Because this type of harm cannot be remedied by a later award of monetary damages, courts are generally very receptive to granting a stay of execution in these so-called "reverse FOIA" cases.

The Main Event: Arguing the Illegality of the Disclosure Decision

Once the emergency stay is granted, the focus shifts to the main revocation lawsuit. The company must prove that the governor's decision to disclose was illegal. This typically involves arguing that the information falls under one of the specific exemptions in the Information Disclosure Ordinance.

Argument 1: The Disclosure Violates the Spirit of Another Law

While the Information Disclosure Ordinance grants a general right of access, that right is not absolute. One of the strongest arguments for exemption is that a general disclosure would undermine the specific, limited disclosure regime established by another statute.

In our case, the Religious Corporations Act provides a very narrow and targeted system for inspecting the corporation's financial documents. It stipulates that these documents must be kept at the corporation's office and are only available for inspection by specific "interested parties," such as the corporation's own members, who can demonstrate a "legitimate interest."

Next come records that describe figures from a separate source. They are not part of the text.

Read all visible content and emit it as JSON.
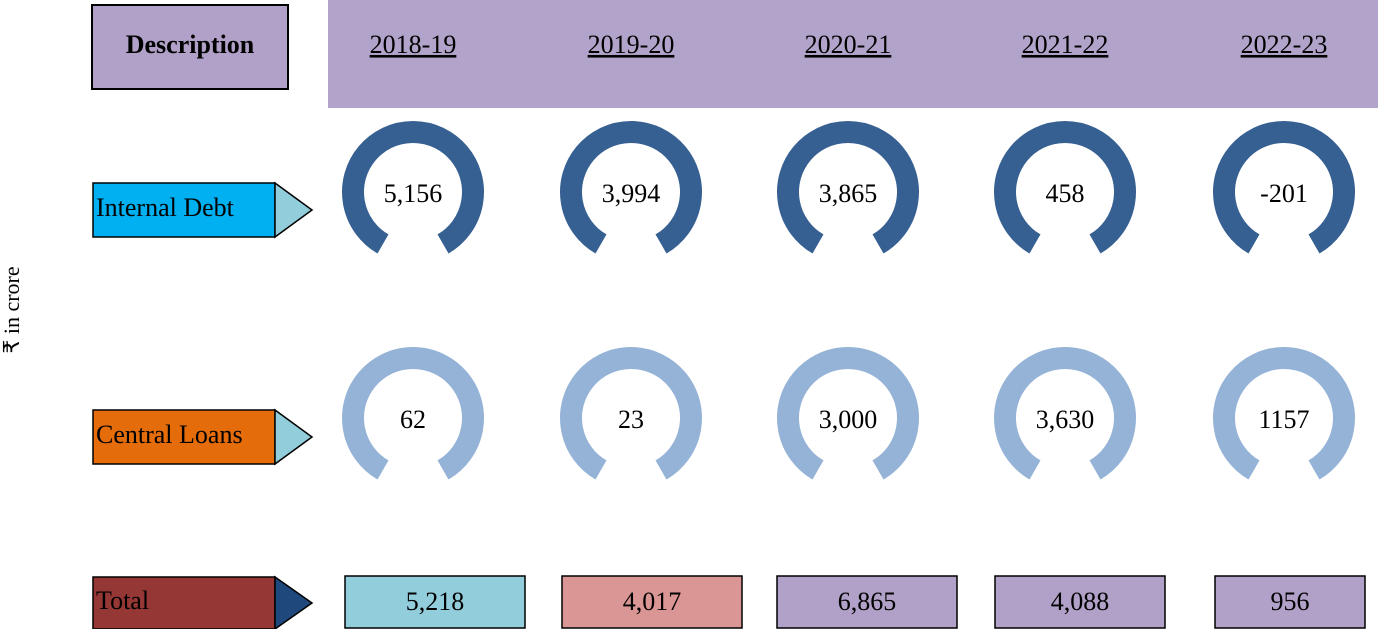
{
  "axis_note": "₹ in crore",
  "header": {
    "description": "Description",
    "years": [
      "2018-19",
      "2019-20",
      "2020-21",
      "2021-22",
      "2022-23"
    ]
  },
  "rows": [
    {
      "label": "Internal Debt",
      "values": [
        "5,156",
        "3,994",
        "3,865",
        "458",
        "-201"
      ]
    },
    {
      "label": "Central Loans",
      "values": [
        "62",
        "23",
        "3,000",
        "3,630",
        "1157"
      ]
    },
    {
      "label": "Total",
      "values": [
        "5,218",
        "4,017",
        "6,865",
        "4,088",
        "956"
      ]
    }
  ]
}
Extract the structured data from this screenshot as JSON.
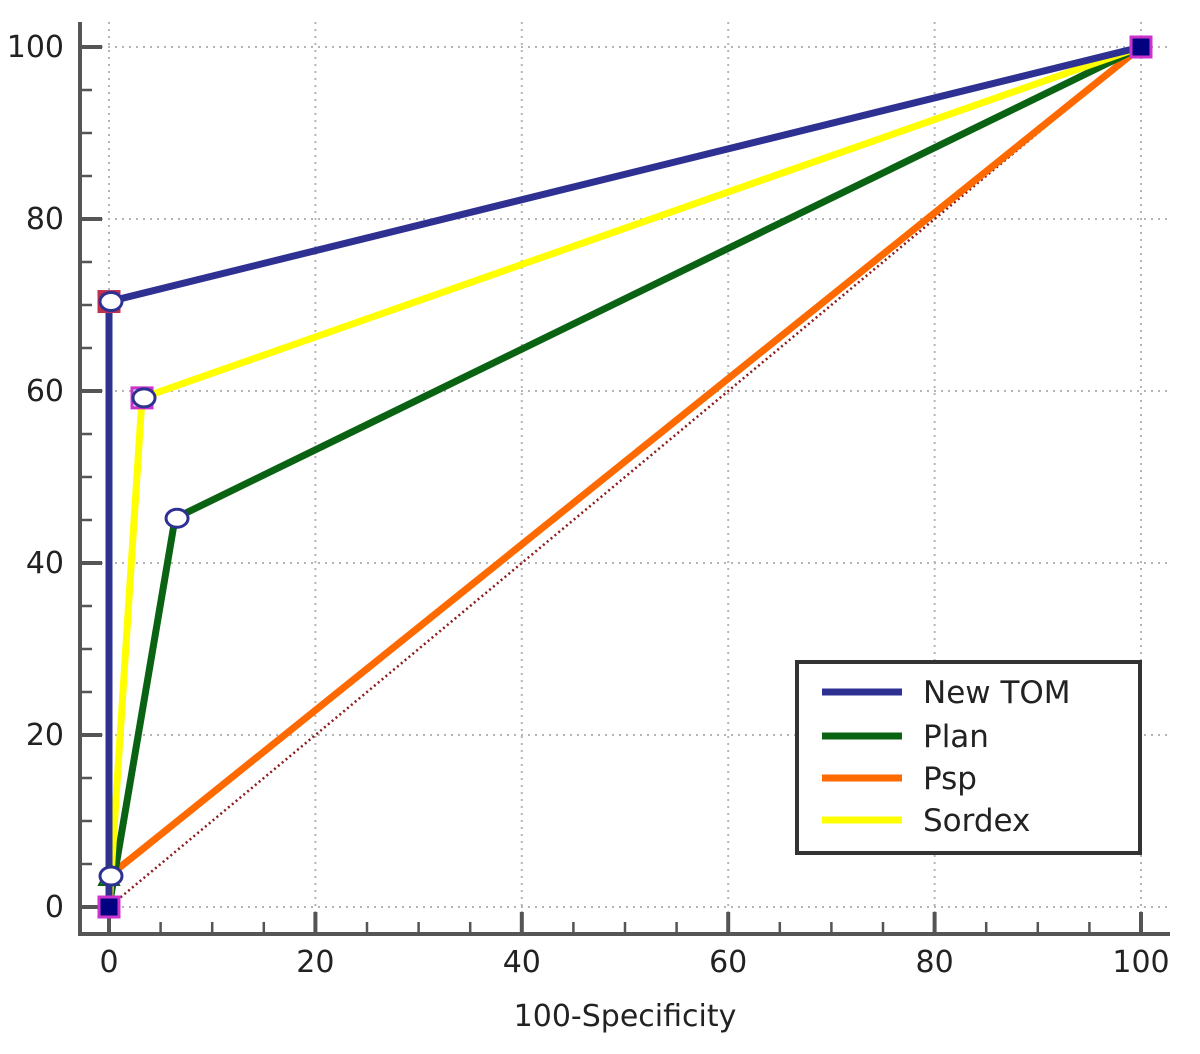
{
  "chart_data": {
    "type": "line",
    "title": "",
    "xlabel": "100-Specificity",
    "ylabel": "",
    "xlim": [
      0,
      100
    ],
    "ylim": [
      0,
      100
    ],
    "x_ticks": [
      0,
      20,
      40,
      60,
      80,
      100
    ],
    "y_ticks": [
      0,
      20,
      40,
      60,
      80,
      100
    ],
    "x_tick_labels": [
      "0",
      "20",
      "40",
      "60",
      "80",
      "100"
    ],
    "y_tick_labels": [
      "0",
      "20",
      "40",
      "60",
      "80",
      "100"
    ],
    "grid": true,
    "legend_position": "bottom-right",
    "reference_line": {
      "x": [
        0,
        100
      ],
      "y": [
        0,
        100
      ],
      "color": "#8b1a1a",
      "style": "dotted"
    },
    "series": [
      {
        "name": "New TOM",
        "color": "#2e3192",
        "x": [
          0,
          0,
          100
        ],
        "y": [
          0,
          70.4,
          100
        ]
      },
      {
        "name": "Plan",
        "color": "#0a6312",
        "x": [
          0,
          6.4,
          100
        ],
        "y": [
          0,
          45.2,
          100
        ]
      },
      {
        "name": "Psp",
        "color": "#ff6a00",
        "x": [
          0,
          0,
          100
        ],
        "y": [
          0,
          3.6,
          100
        ]
      },
      {
        "name": "Sordex",
        "color": "#ffff00",
        "x": [
          0,
          3.2,
          100
        ],
        "y": [
          0,
          59.2,
          100
        ]
      }
    ],
    "markers": [
      {
        "shape": "square",
        "fill": "#000080",
        "stroke": "#cc33cc",
        "x": 0,
        "y": 0
      },
      {
        "shape": "square",
        "fill": "#000080",
        "stroke": "#cc33cc",
        "x": 100,
        "y": 100
      },
      {
        "shape": "square",
        "fill": "#b03040",
        "stroke": "#c03050",
        "x": 0,
        "y": 70.4
      },
      {
        "shape": "square",
        "fill": "#e0e0e0",
        "stroke": "#cc33cc",
        "x": 3.2,
        "y": 59.2
      },
      {
        "shape": "circle",
        "fill": "#ffffff",
        "stroke": "#2e3192",
        "x": 0,
        "y": 70.4
      },
      {
        "shape": "circle",
        "fill": "#ffffff",
        "stroke": "#2e3192",
        "x": 3.2,
        "y": 59.2
      },
      {
        "shape": "circle",
        "fill": "#ffffff",
        "stroke": "#2e3192",
        "x": 6.4,
        "y": 45.2
      },
      {
        "shape": "circle",
        "fill": "#ffffff",
        "stroke": "#2e3192",
        "x": 0,
        "y": 3.6
      },
      {
        "shape": "triangle",
        "fill": "#2e8b57",
        "stroke": "#0a6312",
        "x": 0,
        "y": 0
      },
      {
        "shape": "triangle",
        "fill": "#2e8b57",
        "stroke": "#0a6312",
        "x": 0,
        "y": 3.6
      },
      {
        "shape": "triangle",
        "fill": "#2e8b57",
        "stroke": "#0a6312",
        "x": 100,
        "y": 100
      }
    ]
  }
}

The legal argument is that by creating this highly restricted access regime, the legislature implicitly intended that these internal documents should not be available for indiscriminate release to the general public. Allowing any citizen to obtain them through the Information Disclosure Ordinance would circumvent and nullify the specific, limited disclosure system designed by the Religious Corporations Act. Therefore, the governor's decision to make a general public disclosure is contrary to the legislative intent of the governing Act and is illegal.

Argument 2: The Disclosure is Contrary to National Policy

The company can also point to the "processing standard" issued by the national government's Cultural Affairs Agency, which advised against disclosure. While these standards are generally not considered legally binding on local governments in Japan's decentralized system, they serve as powerful evidence of a uniform national policy. A court may find that a governor's decision to deviate from this national standard without a compelling local reason is an unreasonable exercise of discretion.

Conclusion

Japan's information disclosure laws attempt to balance the public's right to know with the legitimate need to protect the confidential information of private individuals and businesses. The legal framework provides a clear, if demanding, process for a company to protect its sensitive data from improper disclosure.

The key to a successful challenge lies in leveraging the two-week statutory waiting period to act decisively. By immediately filing a revocation lawsuit and, crucially, a motion for a stay of execution, a business can freeze the disclosure process and secure the time needed to argue its case in court. The substantive legal battle will then focus on demonstrating that the information is exempt from disclosure, often by showing that a general release would violate the specific purpose and intent of the law under which the information was originally submitted to the government.